The guy who kept sending those phone calls to voicemail? Well, he kinda died that day, too. I totally repriorized my life. Work would never… ever… ever… be more important than family again. I’m sure my attitude change, which started on 12/12 would lead me down the path of not being what the corporate world needed and it led to me being let go.
So be it.
These things are hard to deal with as they happen, but it has been the best thing that ever happened to me. I was stripped of my self-worth, kicked in the ass, but corporate America tucks a little bag of money under your arm to make you go away peacefully and what you do from that point forward is up to you. Thankfully, I didn’t lie down a ball of sorrow… I used this travesty to “work scared” from that point forward… to work from fear of if I fail, I’m back to being a corporate number… a lifeless being that allows a company to suck the life out of you in exchange for your time, your creativity and your hard work for guaranteed salaries, 401(k)s, vacation days and dental plans and ownership of your soul (it sound ominous, but they really kind of do).

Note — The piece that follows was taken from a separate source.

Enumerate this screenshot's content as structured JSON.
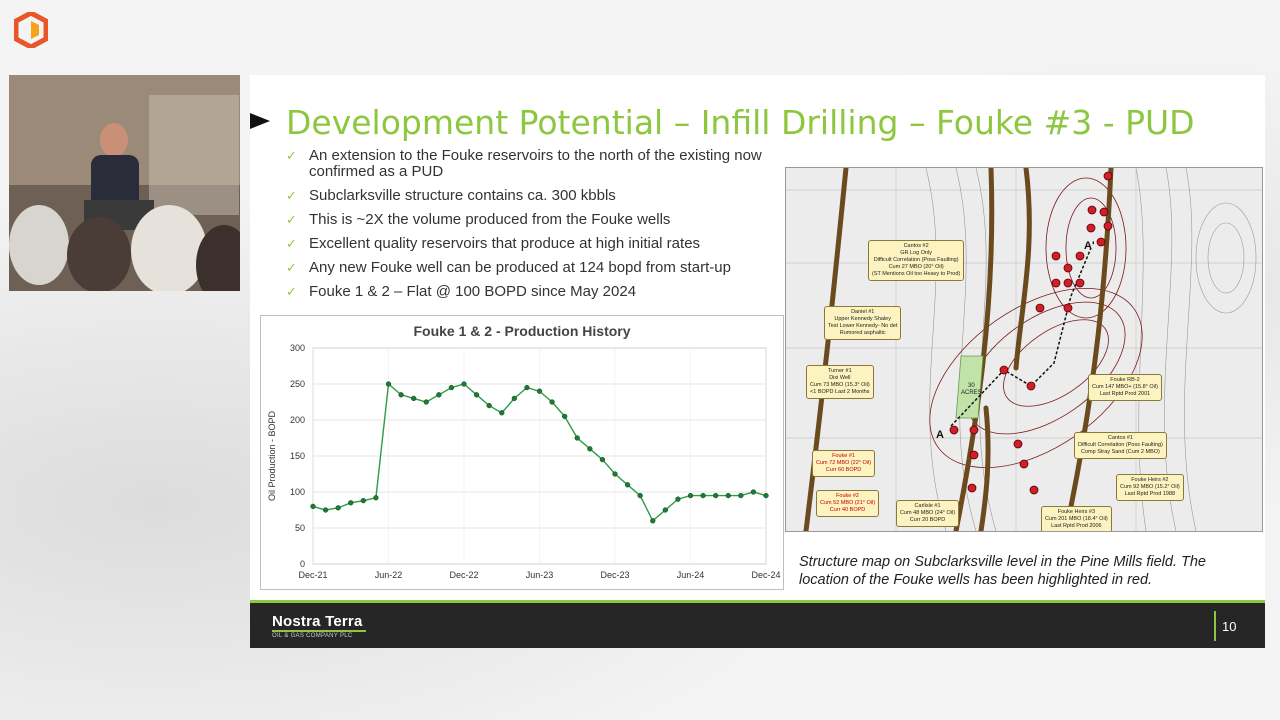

Today, 12/12 remains a tough day. The year after my Dad died, I took the day off of work and continued to do so while I had the corporate gig. It was a day of remembrance of my father and time to reflect about life and priorities. In 2017, when I was let go, it didn’t seem as special to be at home since that’s where I work, so I once again reworked the idea and invited friends and family over to my house on 12/12 to drink bourbon… during the work day… as a reminder to all to cherish those that truly care about you and never to prioritize work over them. I’m not saying anyone should quit corporate America, nor am.I judging anyone who has that type of job… just remember, your’ there to do a job… and take care of yourself because the day they don’t need you… or can find someone to do it for less… is the day they will get called into the conference room in HR for a “brief meeting.”
It ends up being a fun day where we create memories with friends by opening up special bottles, sharing some laughs and memories. It’s this weird group of “pre-bourbon industry and post-bourbon industry” friends but it works great.
Of course, all of the laughs and friends doesn’t make it a great day. In the end, it’s always going to be the day I lost my Dad.
Wouldn’t it just be easier to skip over this day?
Treat it like any other?
Simply try to forget the worst thing that ever happened to me actually happened.
If there is one thing I can share with you is that when it comes to my father, I don’t want to forget. There isn’t a such thing as “getting over the loss of a loved one” we just become more adept at dealing with it and recognizing this date helps me.
So, cheers to you on 12/12… and cheers to my Dad!